Измученные неопределённостью своего положения (то ли пленники, то ли заложники для будущей расправы с ними?) многие из спутников стали уговаривать Николая Павловича как можно скорее вернуться назад, в Оренбург. С улицы доносились угрозы и призывы расправиться с русским посольством, как это уже случалось в прошлом, напоминая о печальной участи отряда Бековича-Черкасского, истреблённого хивинцами. Масла в огонь подлили и письма эмира бухарского и хана кокандского, в которых они отговаривали Сеид-Мохаммеда от деловых отношений с русскими. (Тут хорошо сработала наша разведка). Эти послания окончательно утвердили хивинцев в решимости запретить русским судам заходить в их воды.
Убедившись, что дипломатическим путём преодолеть встречное сопротивление, всячески усиливаемое английскими агентами, ему не удастся, Игнатьев устно известил Сеид-Мохаммеда о своём намерении прервать переговоры и покинуть столицу его ханства; мол, сидя взаперти, невольно заскучаешь. Да и как не заскучать, если хан, получив в подарок от Игнатьева французскую шарманку, по целым дням заставлял «крутить музыку» своего дворецкого и, когда тот окончательно свернул ей голову, просил русского посланника срочно прислать мастера для починки инструмента. Послан был солдат, кузнец, имевший опыт починки часов. Он так быстро исправил шарманку, что Сеид-Мохаммед, с необычайной силой ощутивший контраст между безысходным отчаянием, в котором пребывал в связи с поломкой любимой игрушки, и своим несказанным блаженством, охватившим его при первых же её звуках, не скрывая своего восторга — искреннего, неподдельного, тотчас предложил ему высокую должность министра.

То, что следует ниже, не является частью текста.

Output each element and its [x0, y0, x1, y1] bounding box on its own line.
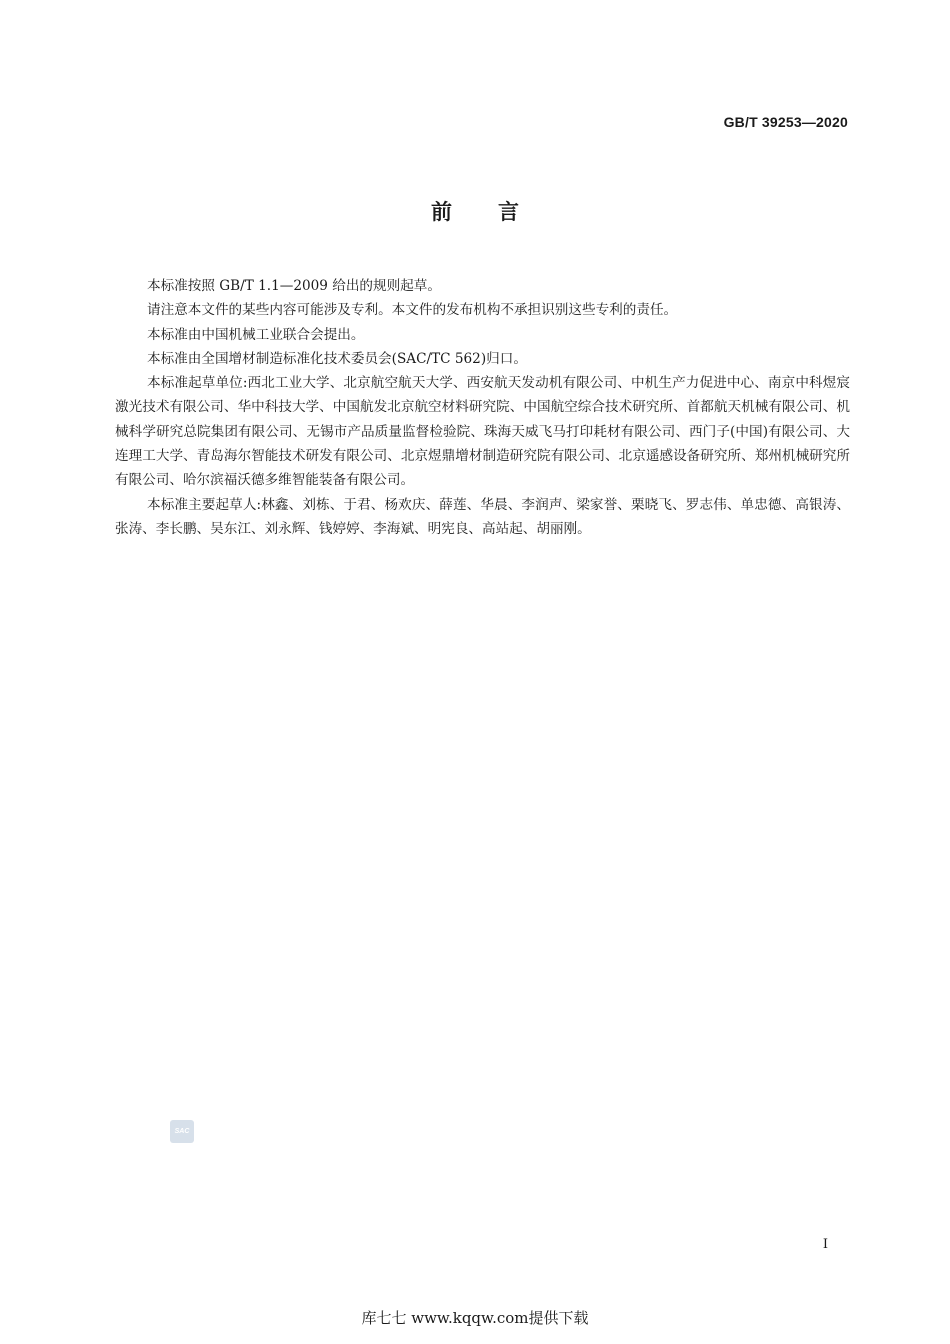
paragraph-drafting-rules: 本标准按照 GB/T 1.1—2009 给出的规则起草。: [147, 278, 441, 294]
paragraph-drafters: 本标准主要起草人:林鑫、刘栋、于君、杨欢庆、薛莲、华晨、李润声、梁家誉、栗晓飞、罗志伟、单忠德、高银涛、张涛、李长鹏、吴东江、刘永辉、钱婷婷、李海斌、明宪良、高站起、胡丽刚。: [115, 496, 850, 537]
sac-watermark-logo: SAC: [170, 1120, 194, 1143]
download-footer: 库七七 www.kqqw.com提供下载: [361, 1309, 589, 1327]
page-title: 前言: [431, 200, 565, 224]
paragraph-patent-notice: 请注意本文件的某些内容可能涉及专利。本文件的发布机构不承担识别这些专利的责任。: [147, 302, 678, 319]
paragraph-proposer: 本标准由中国机械工业联合会提出。: [147, 326, 365, 343]
paragraph-drafting-units: 本标准起草单位:西北工业大学、北京航空航天大学、西安航天发动机有限公司、中机生产力促进中心、南京中科煜宸激光技术有限公司、华中科技大学、中国航发北京航空材料研究院、中国航空综合技术研究所、首都航天机械有限公司、机械科学研究总院集团有限公司、无锡市产品质量监督检验院、珠海天威飞马打印耗材有限公司、西门子(中国)有限公司、大连理工大学、青岛海尔智能技术研发有限公司、北京煜鼎增材制造研究院有限公司、北京遥感设备研究所、郑州机械研究所有限公司、哈尔滨福沃德多维智能装备有限公司。: [115, 375, 850, 489]
foreword-body: [115, 274, 850, 541]
paragraph-committee: 本标准由全国增材制造标准化技术委员会(SAC/TC 562)归口。: [147, 350, 527, 367]
standard-number: GB/T 39253—2020: [723, 114, 848, 130]
page-number: I: [822, 1237, 828, 1252]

Солдат, понятно, отказался.
Николай Павлович повторно, теперь уже официально предъявленной нотой, объявил хану, что намерен покинуть Хиву.

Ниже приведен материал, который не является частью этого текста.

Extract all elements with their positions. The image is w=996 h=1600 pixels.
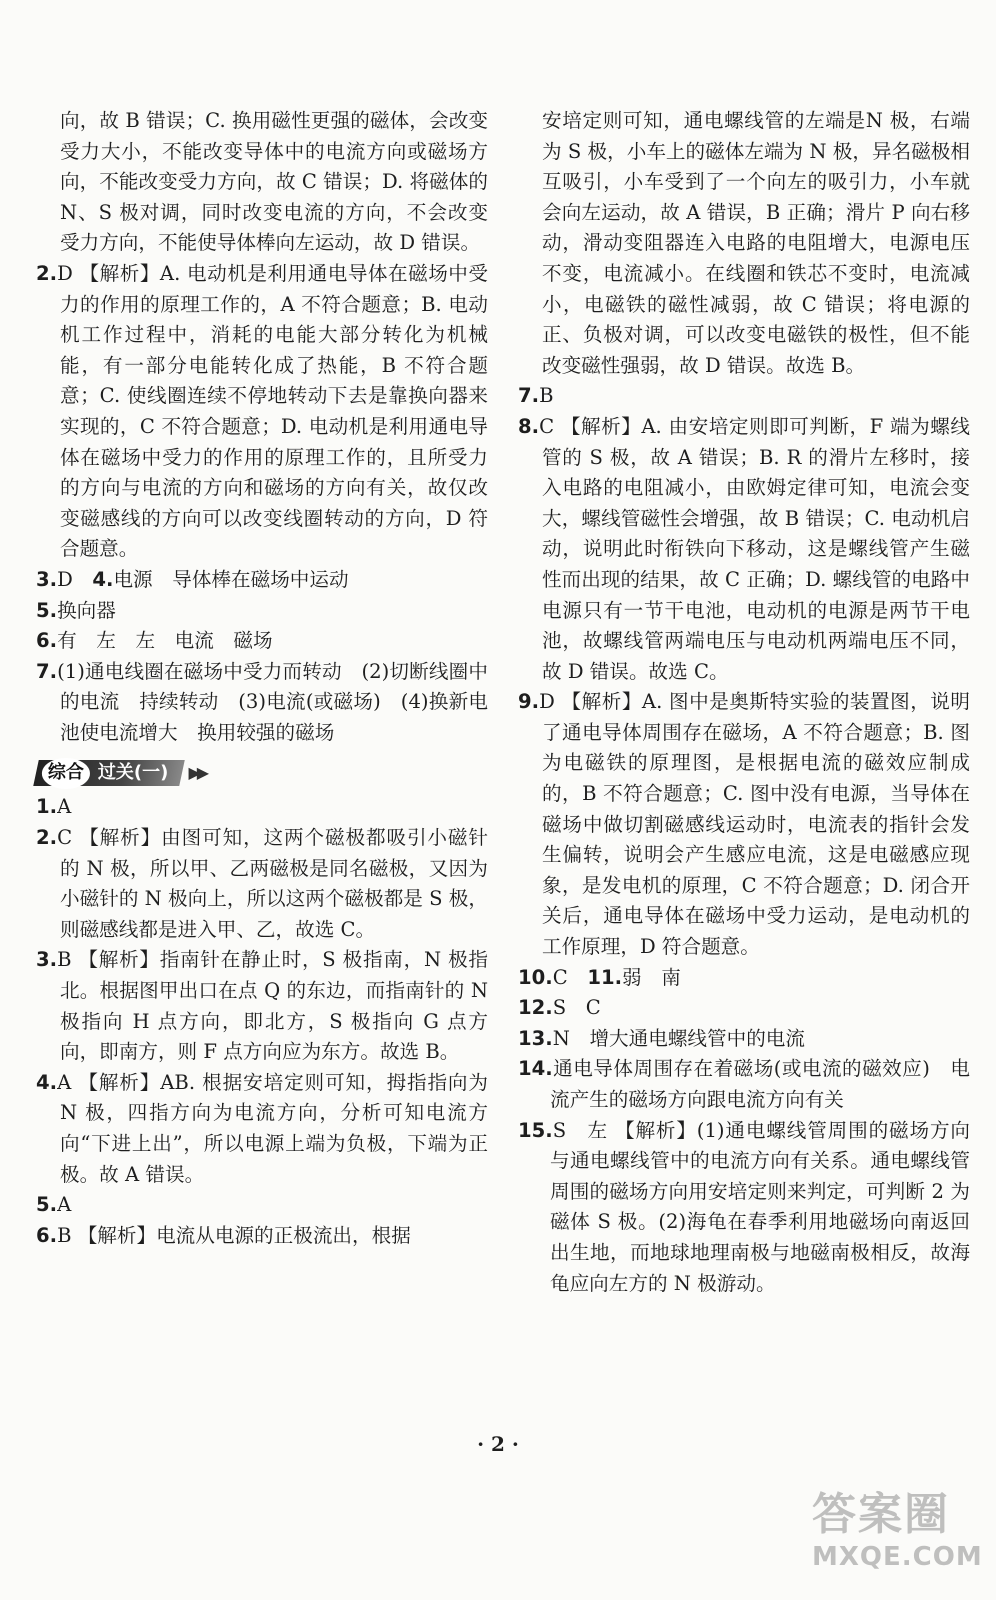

Озадаченный таким поворотом, тот выразил желание встретиться с русским посланником лично, пригласив его «на правительственную конференцию», которая непонятно почему должна была состояться поздно ночью.
В посольстве заволновались.
Все, кому стало известно о приглашении, принялись наперебой отговаривать Николая Павловича от предстоящей встречи с владыкой Хивы.
— Мы не должны принимать их условия! — воскликнул коренной оренбуржец подполковник Николай Гаврилович Залесов, возмущённо хмуря брови. Его офицерский китель, так же, как и мундир Игнатьева, украшал значок выпускника Николаевской Академии Генерального штаба. — Честные люди по ночам спят!